페이지 이미지
PDF
ePub

The President:

You have heard the resolution on which the previous question has been moved and seconded. Therefore, the question is: Shall the main question be now put? All in favor will signify the same by saying aye; those opposed, no. It is unanimously carried.

The question now recurs upon the resolution offered by Mr. Merrill. All in favor of the adoption of that resolution will signify it by saying aye; those opposed no. The resolution is adopted.

If Mr. Peter W. Meldrim, of Georgia, is in the hall, I will ask him to present the report of the Committee on Jurisprudence and Law Reform.

Peter W. Meldrim, of Georgia:

The Committee on Jurisprudence and Law Reform has not printed its report for this reason: One of the resolutions referred to the committee required it to ascertain and report upon the law on a given subject in every one of the states of the Union, and not until yesterday did the committee receive the last information. Hence, it was impossible to print the report.

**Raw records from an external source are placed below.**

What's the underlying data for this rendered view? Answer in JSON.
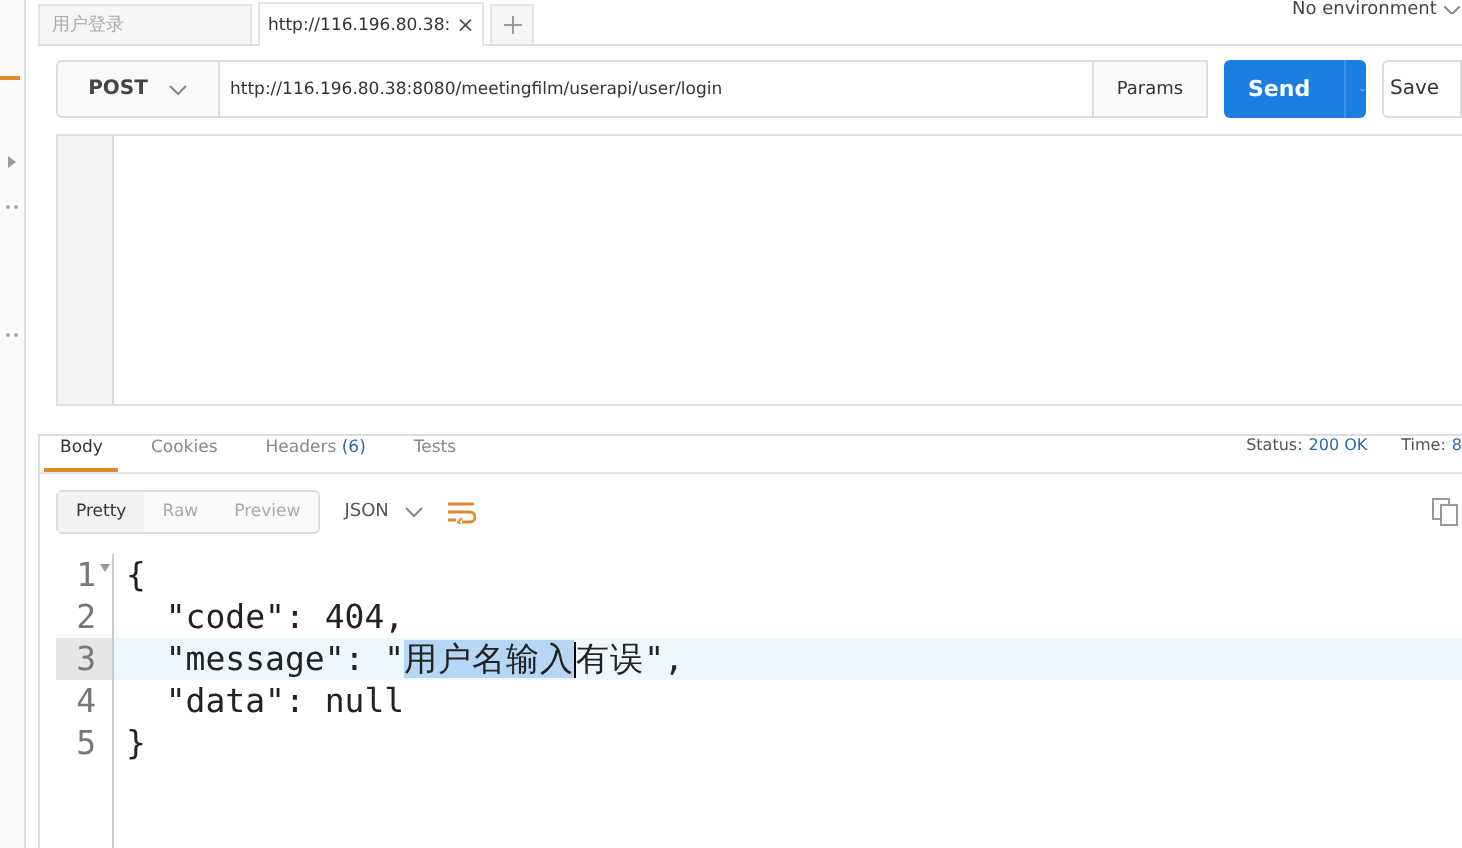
{
  "tabs": [
    {
      "label": "用户登录",
      "selected": false
    },
    {
      "label": "http://116.196.80.38:",
      "selected": true,
      "close": "×"
    }
  ],
  "environment": "No environment",
  "request": {
    "method": "POST",
    "url": "http://116.196.80.38:8080/meetingfilm/userapi/user/login",
    "params": "Params",
    "send": "Send",
    "save": "Save"
  },
  "response": {
    "tabs": [
      {
        "label": "Body",
        "selected": true
      },
      {
        "label": "Cookies",
        "selected": false
      },
      {
        "label": "Headers",
        "count": "(6)",
        "selected": false
      },
      {
        "label": "Tests",
        "selected": false
      }
    ],
    "status_label": "Status:",
    "status": "200 OK",
    "time_label": "Time:",
    "time": "8",
    "views": [
      {
        "label": "Pretty",
        "selected": true
      },
      {
        "label": "Raw",
        "selected": false
      },
      {
        "label": "Preview",
        "selected": false
      }
    ],
    "format": "JSON",
    "lines": [
      {
        "number": "1",
        "active": false,
        "foldable": true,
        "segments": [
          {
            "text": "{",
            "selected": false
          }
        ]
      },
      {
        "number": "2",
        "active": false,
        "foldable": false,
        "segments": [
          {
            "text": "  \"code\": 404,",
            "selected": false
          }
        ]
      },
      {
        "number": "3",
        "active": true,
        "foldable": false,
        "segments": [
          {
            "text": "  \"message\": \"",
            "selected": false
          },
          {
            "text": "用户名输入",
            "selected": true
          },
          {
            "text": "有误\",",
            "selected": false
          }
        ]
      },
      {
        "number": "4",
        "active": false,
        "foldable": false,
        "segments": [
          {
            "text": "  \"data\": null",
            "selected": false
          }
        ]
      },
      {
        "number": "5",
        "active": false,
        "foldable": false,
        "segments": [
          {
            "text": "}",
            "selected": false
          }
        ]
      }
    ]
  }
}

Three matters were referred to the committee. The first was substantially dealt with last year. It provided for the consideration of what is known as the "Third Degree." The present resolution referred to the committee the question as to how far we should recommend a law condemning the so-called "Third Degree." The language of the resolution is important in this, that a person charged with crime need not say anything if he desires to keep silent, but whatever he does say shall be taken down in writing and may be given in evidence against him on the trial; that whatever the prisoner shall say, thus taken down, shall be read over to him by the Justice or Magistrate and signed by the Justice or Magistrate, or else the statements therein contained shall not be admitted in evidence. In a word, it is the statement of an accused which on the criminal side of the court is a confession. The question submitted is whether or not these statements if reduced to writing should be admitted

in evidence, and, if not reduced to writing and if not signed, whether the confession should be admissible.

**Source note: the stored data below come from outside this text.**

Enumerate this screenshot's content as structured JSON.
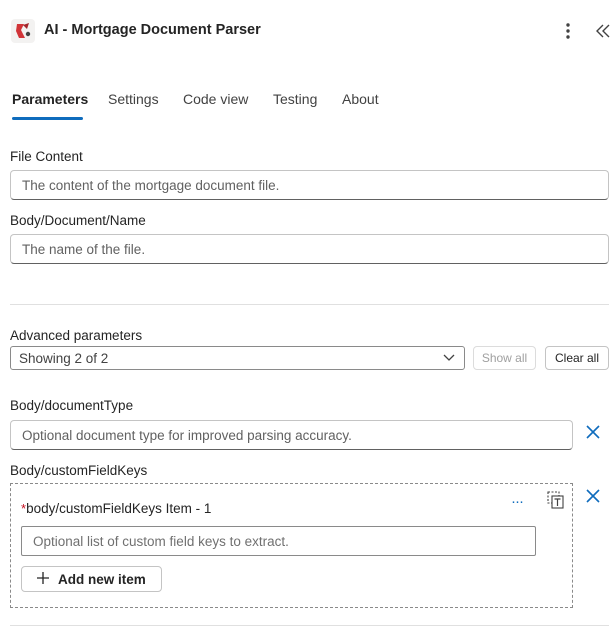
{
  "header": {
    "title": "AI - Mortgage Document Parser",
    "icon": "app-logo-icon",
    "accent_color": "#d13438"
  },
  "tabs": [
    {
      "label": "Parameters",
      "active": true
    },
    {
      "label": "Settings",
      "active": false
    },
    {
      "label": "Code view",
      "active": false
    },
    {
      "label": "Testing",
      "active": false
    },
    {
      "label": "About",
      "active": false
    }
  ],
  "fields": {
    "file_content": {
      "label": "File Content",
      "placeholder": "The content of the mortgage document file."
    },
    "document_name": {
      "label": "Body/Document/Name",
      "placeholder": "The name of the file."
    }
  },
  "advanced": {
    "label": "Advanced parameters",
    "select_value": "Showing 2 of 2",
    "show_all": "Show all",
    "clear_all": "Clear all"
  },
  "document_type": {
    "label": "Body/documentType",
    "placeholder": "Optional document type for improved parsing accuracy."
  },
  "custom_field_keys": {
    "label": "Body/customFieldKeys",
    "item_label": "body/customFieldKeys Item - 1",
    "item_required_mark": "*",
    "item_placeholder": "Optional list of custom field keys to extract.",
    "more_label": "···",
    "add_item": "Add new item"
  },
  "colors": {
    "primary": "#0f6cbd",
    "remove": "#0f6cbd",
    "required": "#c50f1f"
  }
}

The committee reaches the conclusion, first, that the law regarding the admissibility of confessions is well settled, and that no confession is admissible unless it is freely and voluntarily made without the slightest hope of reward or the remotest fear of punishment, and, therefore, that it is better to leave that wellsettled principle of law alone. Second, that while the evil complained of is to be reprehended, yet it is local in its character, dealing with the peculiar circumstances and surroundings of local police and prosecuting officers. The evil being local the committee is of opinion that it should be remedied by local legislation and not dealt with by this Association.

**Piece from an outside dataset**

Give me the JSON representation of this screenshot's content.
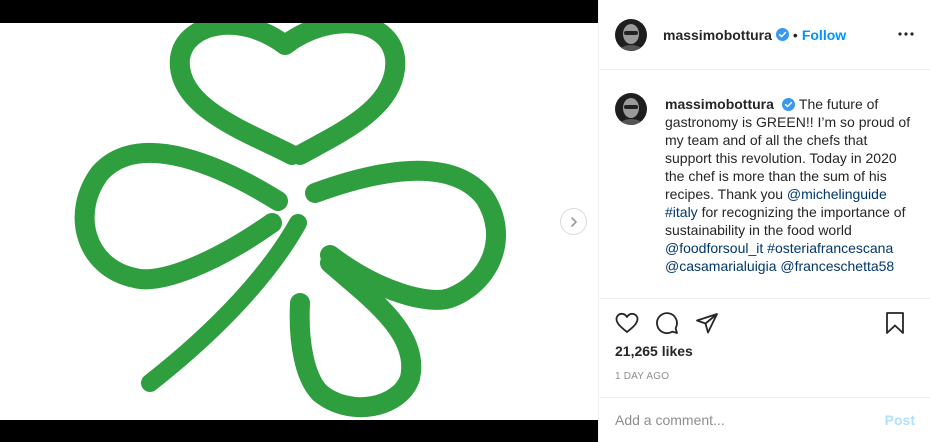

The second matter submitted to the committee is of very considerable interest. The committee was instructed to consider and report, whether some efficient agency cannot be inaugurated under the auspices of the Association, to promote the scientific and expert supervision of the formulation of laws in the United States, to the end that the number may be decreased and the quality improved; or whether a special committee should be appointed to consider and act on this subject.

The resolution deals with slip-shod legislation, and from the very inception of this Association that question has been constantly coming before us. We all recognize the evil, but the committee is unable to suggest any agency that will be uniform throughout the several states by which the evil can be prevented. All that we can do is to say that under the auspices of the Association a commission is now in existence formed of commissioners from every state, all the territories, the District of Columbia and the Insular possessions of the United States. It may be interesting to know that these commissioners under legislative acts or under gubernatorial appointment, represent all the states of the American Union. For the last five days. that body has been in session. Many of the bills recommended by the Conference have been enacted into law in the past; notably the Negotiable Instruments Act, which has been adopted in forty states. The commission is steadily at work, and the

present committee of this Association can suggest no better way of getting intelligent and uniform legislation than to hold up the hands of the commission, which is the child of this Association and is doing your work in that way.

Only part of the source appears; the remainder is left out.